Structure-activity relationships of diadenosine polyphosphates , adenosine polyphospho guanosines and guanosine polyphospho guanosines at P2 receptors in the rat mesenteric arterial bed



British Journal of Pharmacology 134(5): 1073-1083



1 Vascular effects of diadenosine polyphosphates (ApnAs), adenosine polyphospho guanosines (ApnGs) and guanosine polyphospho guanosines (GpnGs), novel families of naturally-occurring signalling molecules, were investigated in methoxamine preconstricted rat isolated perfused mesenteric arterial beds. 2 Three different types of response were elicited by ApnAs and ApnGs. Those with a short polyphosphate chain (n=2-3) elicited vasorelaxation. Ap3A was more potent than Ap2A, and both were more potent than the corresponding ApnG. Relaxations to Ap3A and Ap3G, but not to Ap2A and Ap2G, were blocked by endothelium removal and pyridoxalphosphate-6-azophenyl-2',4'-disulphonic acid (PPADS), a P2 receptor antagonist. 3 Longer polyphosphate chain ApnAs and ApnGs (n=4-6) elicited dose-dependent vasoconstriction followed by prolonged vasorelaxation, with a potency order for both types of response of Ap5AgtoreqAp6A>Ap4A. A similar order and potency was observed for ApnGs. Contractions and prolonged relaxations were blocked by PPADS and P2X1 receptor desensitization with alpha,beta-methylene ATP (alpha,beta-meATP), and were largely endothelium-independent. 4 In the presence of alpha,beta-meATP rapid relaxations to contractile ApnAs and ApnGs (n=4-6) were revealed. 5 GpnGs were virtually inactive, except for Gp2G which elicited vasoconstriction via PPADS- and alpha,beta-meATP-sensitive smooth muscle P2X1-like receptors. 6 These data show that, as with ApnAs, the length of the polyphosphate chain (n) is an important determinant of the activity of ApnGs at P2 receptors in the rat mesenteric arterial bed.
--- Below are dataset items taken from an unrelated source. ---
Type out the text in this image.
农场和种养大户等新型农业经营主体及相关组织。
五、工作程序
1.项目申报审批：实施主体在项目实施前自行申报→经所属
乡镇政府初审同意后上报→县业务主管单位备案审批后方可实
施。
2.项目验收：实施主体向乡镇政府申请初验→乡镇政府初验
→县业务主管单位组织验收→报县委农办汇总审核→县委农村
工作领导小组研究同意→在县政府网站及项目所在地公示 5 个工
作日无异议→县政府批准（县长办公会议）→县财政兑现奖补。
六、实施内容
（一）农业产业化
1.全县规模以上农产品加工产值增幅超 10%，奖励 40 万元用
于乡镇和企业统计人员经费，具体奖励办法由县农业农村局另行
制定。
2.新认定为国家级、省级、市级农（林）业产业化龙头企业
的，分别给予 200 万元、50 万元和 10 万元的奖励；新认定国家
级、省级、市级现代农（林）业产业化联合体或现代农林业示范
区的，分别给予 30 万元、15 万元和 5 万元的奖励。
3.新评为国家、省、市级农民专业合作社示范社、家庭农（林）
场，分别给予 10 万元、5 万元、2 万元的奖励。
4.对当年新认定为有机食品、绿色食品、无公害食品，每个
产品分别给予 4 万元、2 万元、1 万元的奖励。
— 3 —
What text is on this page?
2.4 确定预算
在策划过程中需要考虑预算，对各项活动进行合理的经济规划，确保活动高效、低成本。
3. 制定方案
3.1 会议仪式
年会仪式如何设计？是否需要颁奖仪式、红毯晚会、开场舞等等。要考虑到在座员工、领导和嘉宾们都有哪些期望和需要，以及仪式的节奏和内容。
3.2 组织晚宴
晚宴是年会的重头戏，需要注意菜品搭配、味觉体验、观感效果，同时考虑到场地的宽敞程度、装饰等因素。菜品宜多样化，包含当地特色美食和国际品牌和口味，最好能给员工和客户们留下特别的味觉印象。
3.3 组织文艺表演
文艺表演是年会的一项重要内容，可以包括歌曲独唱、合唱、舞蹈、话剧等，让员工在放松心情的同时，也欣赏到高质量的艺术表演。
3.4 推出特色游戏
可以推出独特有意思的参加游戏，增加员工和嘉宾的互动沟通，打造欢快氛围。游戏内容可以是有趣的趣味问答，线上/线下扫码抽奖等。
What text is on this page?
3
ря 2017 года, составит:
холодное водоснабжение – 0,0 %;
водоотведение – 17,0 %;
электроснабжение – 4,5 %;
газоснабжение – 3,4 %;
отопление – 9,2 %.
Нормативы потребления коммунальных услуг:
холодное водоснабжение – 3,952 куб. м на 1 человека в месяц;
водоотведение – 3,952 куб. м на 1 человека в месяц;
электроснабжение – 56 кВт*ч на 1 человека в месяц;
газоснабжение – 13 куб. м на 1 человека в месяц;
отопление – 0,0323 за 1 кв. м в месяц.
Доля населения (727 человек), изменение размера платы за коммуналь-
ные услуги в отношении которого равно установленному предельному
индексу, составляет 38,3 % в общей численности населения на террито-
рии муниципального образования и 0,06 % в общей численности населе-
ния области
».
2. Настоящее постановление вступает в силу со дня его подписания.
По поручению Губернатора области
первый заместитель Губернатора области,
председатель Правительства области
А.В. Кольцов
When the chain is short (n=2-3) the purines elicit rapid vasorelaxation, which for Ap3A and Ap3G is mediated via endothelial P2Y1-like receptors. When the chain is long (n=4-6) ApnAs and ApnGs elicit vasoconstriction via P2X1-like receptors, followed by prolonged endothelium-independent vasorelaxation. Rapid relaxation to contractile dinucleotides (n=4-6) is revealed by block of vasoconstriction. Regarding the purine moiety, one adenine is crucial and sufficient for vasoactivity as GpnGs were largely inactive, and ApnAs and ApnGs approximately equipotent.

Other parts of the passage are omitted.